俺とかな、そしていつの間にか召喚されていたらしいブレイカーは数百匹はいるであろう狼たちに囲まれていた。

 そのほとんどが低レベルの黒狼だが、他にも色々な種類の狼がいる。やはり、俺は幻を見せられていたらしい。しかしそんな場所にいながらもそこまで危機感が働いていないのはブレイカーがいるからだろう。

 三百六十度全方位から次々と押し寄せてくる狼をすべて倒しているのだ。明らかに無双状態である。すでに狂拳士化を発動したブレイカーは、一撃で狼を仕留めては次の獲物に接近し息の根を止めている。一人で俺とかなを守っているはずなのだが、全く不利な様子は感じられないのだから本当にすごい。


 それでもさぼるわけにもいかないので、かなに語り掛ける。


(ああ、俺は無事だ。心配かけてごめんな。今は、どんな状況なんだ?)


 俺が言うと、かなは俺の胸元に押し付けていた顔を上げ、目元を手のひらで拭い、真剣な顔で語りかけてくる。


(扉をくぐってすぐ、主様が偽物と入れ替わっていたの。すぐに倒したんだけど、そうしたら部屋の真ん中にいて、主様が倒れていたの。それにたくさんの狼に囲まれていたから、ブレイカーを呼んで主様を守っていたの)

(な、なるほど……よく気付いたな、俺が偽物だったって)


 俺なんて部屋が終わるまで気づかなかったのだが?


(匂いが違った。優しいにおいがしなかった。だからわかったの)

(へ、へー……そんなこともわかるのか……。あと、ありがとな、守ってくれて。おかげで助かったよ)

(ううん、全然。だから、ここから頑張ろ!)

(そうだな。汚名は返上してやる!)


 俺は起き上がり、剣を鞘から抜く。かなもまた立ち上がり、その拳を握る。そして、目を輝かせた。


かなのスキルが進化していた、という話をしようと思う。かなのスキルの一つ、精霊使役はすでにレベルがⅩだったのだが、それが進化したのだ。
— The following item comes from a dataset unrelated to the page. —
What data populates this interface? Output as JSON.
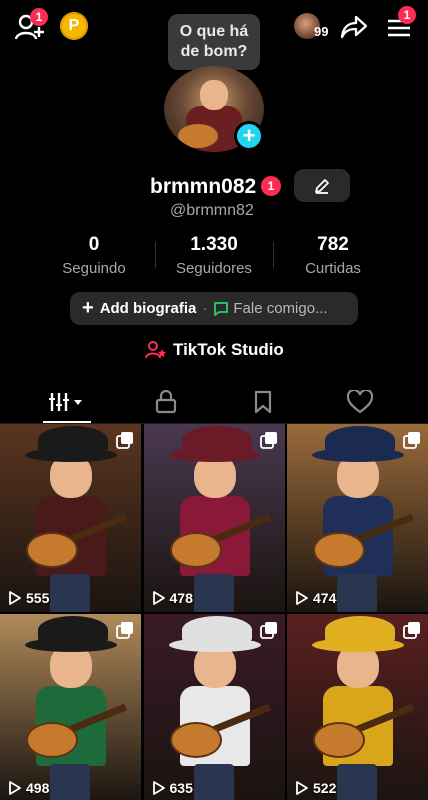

 精霊完全支配。この部屋でブレイカーを使役して大量の狼を倒したからだろうか。幻のようなものを見せられたばかりだったのでかながおかしな魔法を使われていないか確認しようとして解析鑑定を使った際にそれを発見し、その権能をしんさんに聞いてかなり驚いた。その内容は――


《精霊完全支配:精霊の力を完全にスキル保持者のものとして操る。その地に住まう精霊の力を無制限に使用できる。制約精霊を産み出す》


 ――というものだった。


 中でもその地に住まう精霊の力を無制限に使用できる、というのが強力だ。簡単に言ってしまえば、そこに精霊がいる限り、かなの力は無限に増大する、ということなのだから。


種族:獣人・黒猫人

名前:かな

レベル:24

生命力:3098/3098(+2934) 攻撃力:4688(+4376) 防御力:3056(+2877) 魔力:2865/2865(+2764)

状態:制約・隷属

スキル:魔爪Ⅷ、魔術・精霊Ⅹ、魔牙Ⅵ、精霊召喚、精霊完全支配、精神強化Ⅸ、銀月、神速、水月華

権利:精霊使役権

称号:殺戮者


 精霊完全支配により、かなのステータスがあり得ないほど高くなっている。この地に住まう全ての精霊の力をかき集めた結果、こうなったのだろう。魔爪、魔術:精霊、魔牙、精神強化のレベルも上がっており、かなりの強化といえる。さらには称号、殺戮者を獲得している。すでにこの場で百体以上の狼を倒した、ということだろう。


 そして、今度はかなの無双が始まった。